脂肪酸は血液中のコレステロール値や中性脂質を減少させ、血液をサラサラにすると言われています。高度不飽和脂肪酸の中でもドコサヘキサエン酸(DHA)、エイコサペンタエン酸(EPA)は海洋生物に特有の脂肪酸です。

おいしいカツオの選び方

ルビーのような赤い色がカツオの特徴です。その赤色に透明感があり、反対側が透けて見えるようだと抜群に新鮮です。身の表面がつやつやと輝いて見えるものほど新鮮。
サバ科の魚で、鮮度の落ちが速いので、よく見ることが大切です。同じ赤色でも、時間がたつと濁り始め、褐色がかってきます。

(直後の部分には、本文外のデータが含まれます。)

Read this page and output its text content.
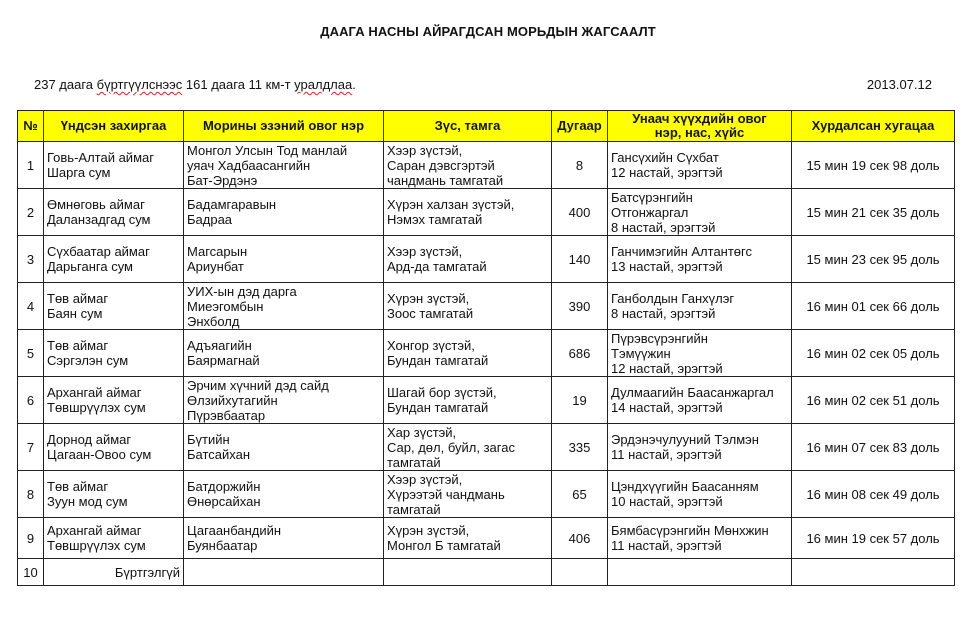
ДААГА НАСНЫ АЙРАГДСАН МОРЬДЫН ЖАГСААЛТ
237 даага бүртгүүлснээс 161 даага 11 км-т уралдлаа.	2013.07.12
№	Үндсэн захиргаа	Морины эзэний овог нэр	Зүс, тамга	Дугаар	Унаач хүүхдийн овог
нэр, нас, хүйс	Хурдалсан хугацаа
1	Говь-Алтай аймаг
Шарга сум	Монгол Улсын Тод манлай
уяач Хадбаасангийн
Бат-Эрдэнэ	Хээр зүстэй,
Саран дэвсгэртэй
чандмань тамгатай	8	Гансүхийн Сүхбат
12 настай, эрэгтэй	15 мин 19 сек 98 доль
2	Өмнөговь аймаг
Даланзадгад сум	Бадамгаравын
Бадраа	Хүрэн халзан зүстэй,
Нэмэх тамгатай	400	Батсүрэнгийн
Отгонжаргал
8 настай, эрэгтэй	15 мин 21 сек 35 доль
3	Сүхбаатар аймаг
Дарьганга сум	Магсарын
Ариунбат	Хээр зүстэй,
Ард-да тамгатай	140	Ганчимэгийн Алтантөгс
13 настай, эрэгтэй	15 мин 23 сек 95 доль
4	Төв аймаг
Баян сум	УИХ-ын дэд дарга
Миеэгомбын
Энхболд	Хүрэн зүстэй,
Зоос тамгатай	390	Ганболдын Ганхүлэг
8 настай, эрэгтэй	16 мин 01 сек 66 доль
5	Төв аймаг
Сэргэлэн сум	Адъяагийн
Баярмагнай	Хонгор зүстэй,
Бундан тамгатай	686	Пүрэвсүрэнгийн
Тэмүүжин
12 настай, эрэгтэй	16 мин 02 сек 05 доль
6	Архангай аймаг
Төвшрүүлэх сум	Эрчим хүчний дэд сайд
Өлзийхутагийн
Пүрэвбаатар	Шагай бор зүстэй,
Бундан тамгатай	19	Дулмаагийн Баасанжаргал
14 настай, эрэгтэй	16 мин 02 сек 51 доль
7	Дорнод аймаг
Цагаан-Овоо сум	Бүтийн
Батсайхан	Хар зүстэй,
Сар, дөл, буйл, загас
тамгатай	335	Эрдэнэчулууний Тэлмэн
11 настай, эрэгтэй	16 мин 07 сек 83 доль
8	Төв аймаг
Зуун мод сум	Батдоржийн
Өнөрсайхан	Хээр зүстэй,
Хүрээтэй чандмань
тамгатай	65	Цэндхүүгийн Баасанням
10 настай, эрэгтэй	16 мин 08 сек 49 доль
9	Архангай аймаг
Төвшрүүлэх сум	Цагаанбандийн
Буянбаатар	Хүрэн зүстэй,
Монгол Б тамгатай	406	Бямбасүрэнгийн Мөнхжин
11 настай, эрэгтэй	16 мин 19 сек 57 доль
10	Бүртгэлгүй					
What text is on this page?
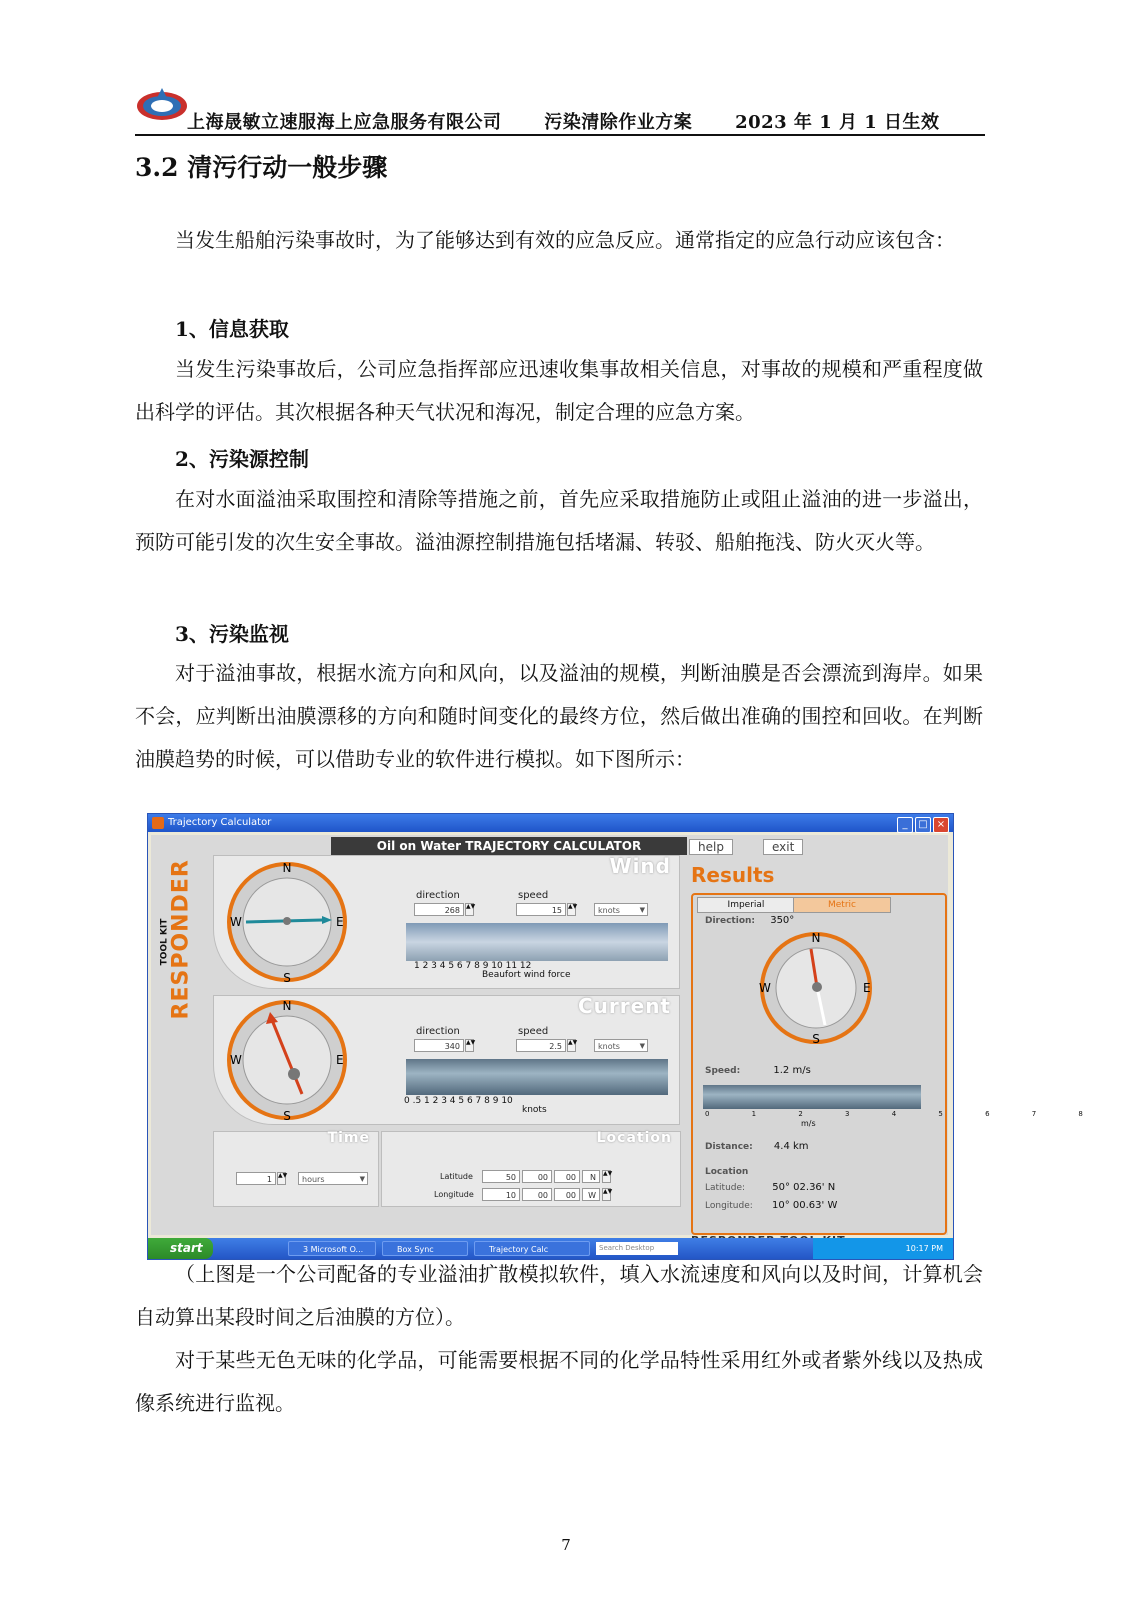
上海晟敏立速服海上应急服务有限公司 污染清除作业方案 2023 年 1 月 1 日生效
3.2 清污行动一般步骤
当发生船舶污染事故时，为了能够达到有效的应急反应。通常指定的应急行动应该包含：
1、信息获取
当发生污染事故后，公司应急指挥部应迅速收集事故相关信息，对事故的规模和严重程度做出科学的评估。其次根据各种天气状况和海况，制定合理的应急方案。
2、污染源控制
在对水面溢油采取围控和清除等措施之前，首先应采取措施防止或阻止溢油的进一步溢出，预防可能引发的次生安全事故。溢油源控制措施包括堵漏、转驳、船舶拖浅、防火灭火等。
3、污染监视
对于溢油事故，根据水流方向和风向，以及溢油的规模，判断油膜是否会漂流到海岸。如果不会，应判断出油膜漂移的方向和随时间变化的最终方位，然后做出准确的围控和回收。在判断油膜趋势的时候，可以借助专业的软件进行模拟。如下图所示：
Trajectory Calculator	_ □ ×
Oil on Water TRAJECTORY CALCULATOR	help	exit
RESPONDER
TOOL KIT
Wind
N
S
W	E
direction
268	▲▼
speed
15	▲▼	knots ▼
1 2 3 4 5 6 7 8 9 10 11 12
Beaufort wind force
Current
N
S
W	E
direction
340	▲▼
speed
2.5	▲▼	knots ▼
0 .5 1 2 3 4 5 6 7 8 9 10
knots
Time
1	▲▼	hours ▼
Location
Latitude	50	00	00	N	▲▼
Longitude	10	00	00	W	▲▼
Results
Imperial	Metric
Direction: 350°
N
S
W	E
Speed:	1.2 m/s
0 1 2 3 4 5 6 7 8
m/s
Distance: 4.4 km
Location
Latitude:	50° 02.36' N
Longitude: 10° 00.63' W
start	3 Microsoft O...	Box Sync	Trajectory Calc	Search Desktop	10:17 PM
（上图是一个公司配备的专业溢油扩散模拟软件，填入水流速度和风向以及时间，计算机会自动算出某段时间之后油膜的方位）。
对于某些无色无味的化学品，可能需要根据不同的化学品特性采用红外或者紫外线以及热成像系统进行监视。
7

血合いが真っ黒に変色したものは避けるべきです。
初ガツオはそれほど脂が多くないので、古くなると表面が乾いてくるため、パサパサした感じのものは、食感も悪いといえるでしょう。

カツオの下ごしらえ&保存のポイント

カツオの生節と鰹節

カツオは鮮魚の状態以外にも、生節(なまぶし)または生利節(なまりぶし)と呼ばれるものや、よく知られている鰹節の状態でも流通しています。生節(なまぶし)または生利節(なまりぶし)とは、カツオをフィレ状におろしたものを、茹でたり、燻製にした状態のもので、そのまま醤油など調味料を付けるだけで食べられます。

カツオの調理のポイント

カツオのタタキ

高知土佐と言えばカツオのタタキで有名です。由来の一つは、土佐藩主・山内一豊が贅沢を禁ずると共に食中毒の防止を理由として鰹の生食を禁じたそうです。でも、ある賢い漁師が、表面だけさっと焼いて、焼き魚と称して食べたらこれが妙に美味しかったのが始まりといわれています。また別の説では、カツオにはよく白っぽくて米粒のような小さなテンタクラリアという寄生虫が付いています。これを嫌がって、さっと表面を焼くことでこの寄生虫を殺して生食できるようにしたと言う説などがあります。ちなみに、このテンタクラリアは食べても人体に影響は無いそうです。